Well, if you're self-confident and have an analytical, questioning mind, you smile indulgently at those who want to hammer everyone into their own particular cramped little definitional box. And then you happily go on and do whatever pleases you and pleases your partner. Unfortunately, not everyone is sufficiently self-confident or sufficiently analytical and questioning to do that. Far too many people will take *every* piece of BDSM pseudo-philosophy that they hear and try to change themselves to fit what they have been told is "correct".
For example: once in a while I take a look at the profiles of people who are new to the weblogs ... this is about the only time I ever read people's personal ads. I always feel very uncomfortable when I read something like this (this is *not*, incidentally, quoted from anyone's actual profile description ... rather, it's a representative composite, based on many I have read):
"I am totally new to this but I know I am submissive and seek a strict, forceful Master who will train me to become a real slave."
I worry for the women who post profiles like this ... and since I have seen quite a few of this type, even though I am an infrequent reader of the "women seeking men who are tops" ads, I am guessing that there really are a fair number of them out there.
I am also guessing that women who put things like this in their profiles have read on some website, or perhaps have been told by someone in a chatroom, that all "submissives" must be "trained" (as if there were some industry standard for what we do!), that any male who fancies himself such is "A Master" (give me a break!) ... and of course, that "slaves" are, by definition (whose?), the ultimate in the submissive product line and that you should be striving to become one. They are told, they read, they (apparently, at least) believe.
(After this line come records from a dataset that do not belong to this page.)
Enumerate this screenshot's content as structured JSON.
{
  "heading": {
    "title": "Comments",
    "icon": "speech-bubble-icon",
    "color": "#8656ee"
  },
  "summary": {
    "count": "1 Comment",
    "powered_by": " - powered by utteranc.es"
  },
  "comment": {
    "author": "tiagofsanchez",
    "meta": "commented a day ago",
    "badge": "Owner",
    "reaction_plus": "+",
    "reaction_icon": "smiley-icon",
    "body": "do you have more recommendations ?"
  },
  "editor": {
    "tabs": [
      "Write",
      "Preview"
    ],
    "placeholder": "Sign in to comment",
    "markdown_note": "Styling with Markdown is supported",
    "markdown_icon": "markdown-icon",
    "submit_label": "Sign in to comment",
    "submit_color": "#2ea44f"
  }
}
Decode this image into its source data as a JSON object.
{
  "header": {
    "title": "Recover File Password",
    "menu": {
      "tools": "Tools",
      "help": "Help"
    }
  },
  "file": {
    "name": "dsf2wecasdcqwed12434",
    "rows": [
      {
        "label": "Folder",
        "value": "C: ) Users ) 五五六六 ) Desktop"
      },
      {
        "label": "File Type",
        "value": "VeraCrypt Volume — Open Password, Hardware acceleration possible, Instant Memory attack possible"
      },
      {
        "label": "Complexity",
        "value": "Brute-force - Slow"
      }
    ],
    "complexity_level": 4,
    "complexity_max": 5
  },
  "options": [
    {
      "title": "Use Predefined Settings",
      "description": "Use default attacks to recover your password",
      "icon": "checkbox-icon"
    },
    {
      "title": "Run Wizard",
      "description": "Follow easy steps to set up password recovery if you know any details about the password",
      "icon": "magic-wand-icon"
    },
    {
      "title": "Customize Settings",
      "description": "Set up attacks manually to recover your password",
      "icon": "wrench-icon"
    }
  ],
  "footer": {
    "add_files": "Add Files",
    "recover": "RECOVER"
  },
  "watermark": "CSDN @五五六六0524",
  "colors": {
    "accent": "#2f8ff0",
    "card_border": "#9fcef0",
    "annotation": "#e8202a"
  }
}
And because they are trusting souls who believe what they are told, who fail to question whether anyone beyond themselves can rightfully define what they should be or what they should want, they virtually invite the bullsh*t artists and the wannabes and the abusers to crawl out of the woodwork and take advantage of them.
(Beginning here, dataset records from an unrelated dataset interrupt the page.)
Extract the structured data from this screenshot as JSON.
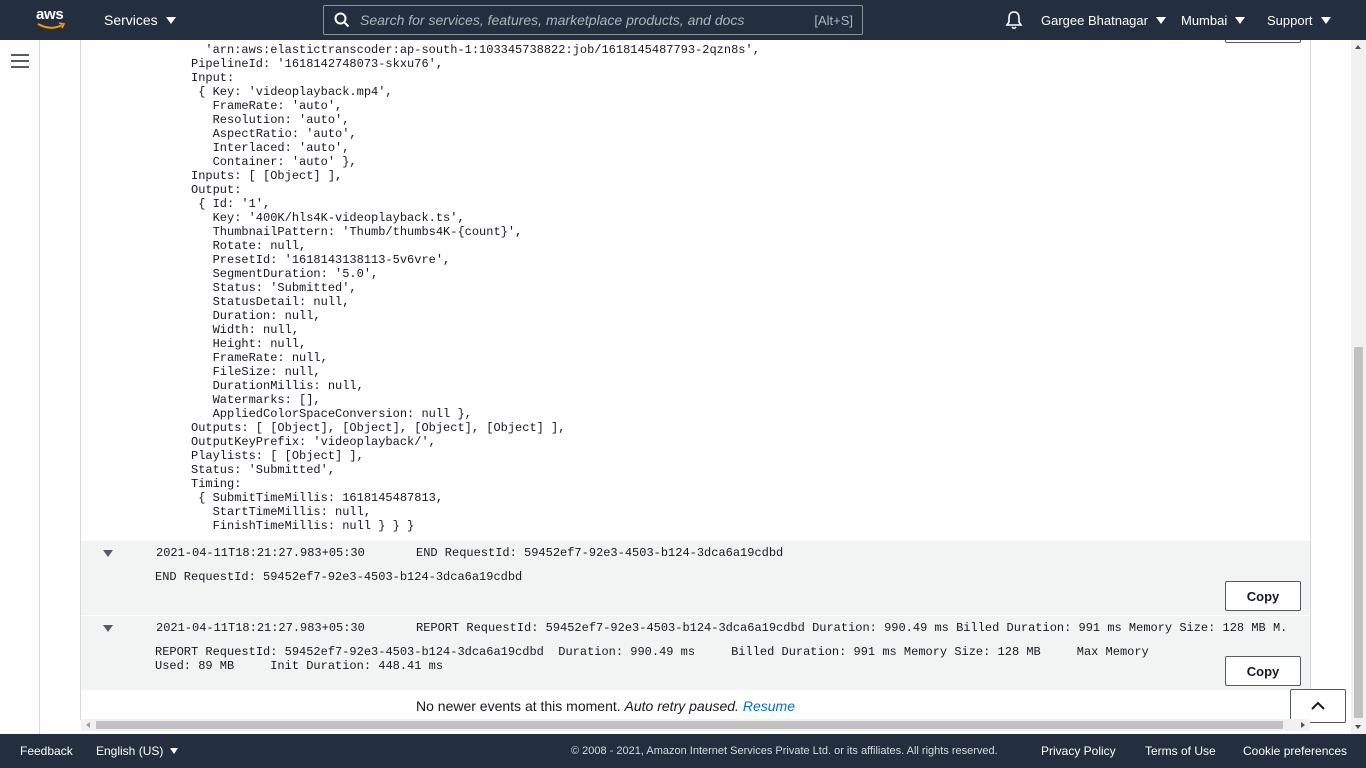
{
  "header": {
    "logo_text": "aws",
    "services_label": "Services",
    "search_placeholder": "Search for services, features, marketplace products, and docs",
    "search_shortcut": "[Alt+S]",
    "user_label": "Gargee Bhatnagar",
    "region_label": "Mumbai",
    "support_label": "Support"
  },
  "log": {
    "code_block": "  'arn:aws:elastictranscoder:ap-south-1:103345738822:job/1618145487793-2qzn8s',\nPipelineId: '1618142748073-skxu76',\nInput:\n { Key: 'videoplayback.mp4',\n   FrameRate: 'auto',\n   Resolution: 'auto',\n   AspectRatio: 'auto',\n   Interlaced: 'auto',\n   Container: 'auto' },\nInputs: [ [Object] ],\nOutput:\n { Id: '1',\n   Key: '400K/hls4K-videoplayback.ts',\n   ThumbnailPattern: 'Thumb/thumbs4K-{count}',\n   Rotate: null,\n   PresetId: '1618143138113-5v6vre',\n   SegmentDuration: '5.0',\n   Status: 'Submitted',\n   StatusDetail: null,\n   Duration: null,\n   Width: null,\n   Height: null,\n   FrameRate: null,\n   FileSize: null,\n   DurationMillis: null,\n   Watermarks: [],\n   AppliedColorSpaceConversion: null },\nOutputs: [ [Object], [Object], [Object], [Object] ],\nOutputKeyPrefix: 'videoplayback/',\nPlaylists: [ [Object] ],\nStatus: 'Submitted',\nTiming:\n { SubmitTimeMillis: 1618145487813,\n   StartTimeMillis: null,\n   FinishTimeMillis: null } } }",
    "events": [
      {
        "timestamp": "2021-04-11T18:21:27.983+05:30",
        "message": "END RequestId: 59452ef7-92e3-4503-b124-3dca6a19cdbd",
        "detail": "END RequestId: 59452ef7-92e3-4503-b124-3dca6a19cdbd",
        "copy_label": "Copy"
      },
      {
        "timestamp": "2021-04-11T18:21:27.983+05:30",
        "message": "REPORT RequestId: 59452ef7-92e3-4503-b124-3dca6a19cdbd Duration: 990.49 ms Billed Duration: 991 ms Memory Size: 128 MB M...",
        "detail": "REPORT RequestId: 59452ef7-92e3-4503-b124-3dca6a19cdbd  Duration: 990.49 ms     Billed Duration: 991 ms Memory Size: 128 MB     Max Memory\nUsed: 89 MB     Init Duration: 448.41 ms",
        "copy_label": "Copy"
      }
    ],
    "status_text": "No newer events at this moment. ",
    "status_italic": "Auto retry paused.",
    "resume_label": "Resume"
  },
  "footer": {
    "feedback": "Feedback",
    "language": "English (US)",
    "copyright": "© 2008 - 2021, Amazon Internet Services Private Ltd. or its affiliates. All rights reserved.",
    "privacy": "Privacy Policy",
    "terms": "Terms of Use",
    "cookies": "Cookie preferences"
  },
  "icons": {
    "menu": "hamburger-menu-icon",
    "search": "search-icon",
    "notifications": "bell-icon",
    "expand": "triangle-down-icon",
    "scroll_top": "chevron-up-icon"
  },
  "colors": {
    "nav_bg": "#232f3e",
    "link": "#0073bb",
    "event_row_bg": "#f2f3f3"
  }
}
It just makes me sad. And worried. And angry.
In closing, I'd say to people new to all this the following: As caprycorn, unDIMinished{D}, alexandra and so many others have written, call yourself what pleases you and your partner. Be yourself, and find a partner who is pleased by the *real* YOU, not someone's pre- fabricated fantasy notion of what a "real submissive" or a "real slave" should be. Do the things that please you and please your partner. Don't torment yourself if you don't fit neatly into someone else's definition or category. Don't fall for the lie that all submissives must be "trained," or that all submissives must do *anything*. Question everything, and everyone ... and remember, the point of all this is increased erotic satisfaction, personal enjoyment and expanded horizons. If *anyone* seeks to limit you, to make you less complex, contradictory or wonderfully complicated than you are, if anyone tells you that there is One True Way to do BDSM or D/s ... then offer them an appropriately dismissive hand gesture, turn and walk away.
(And no, I am intentionally *not* adding my typical disclaimers to this one! So there!)
To Matou ... as always, I love you more than I can say. Ai shiteru, Sensei, itsumo.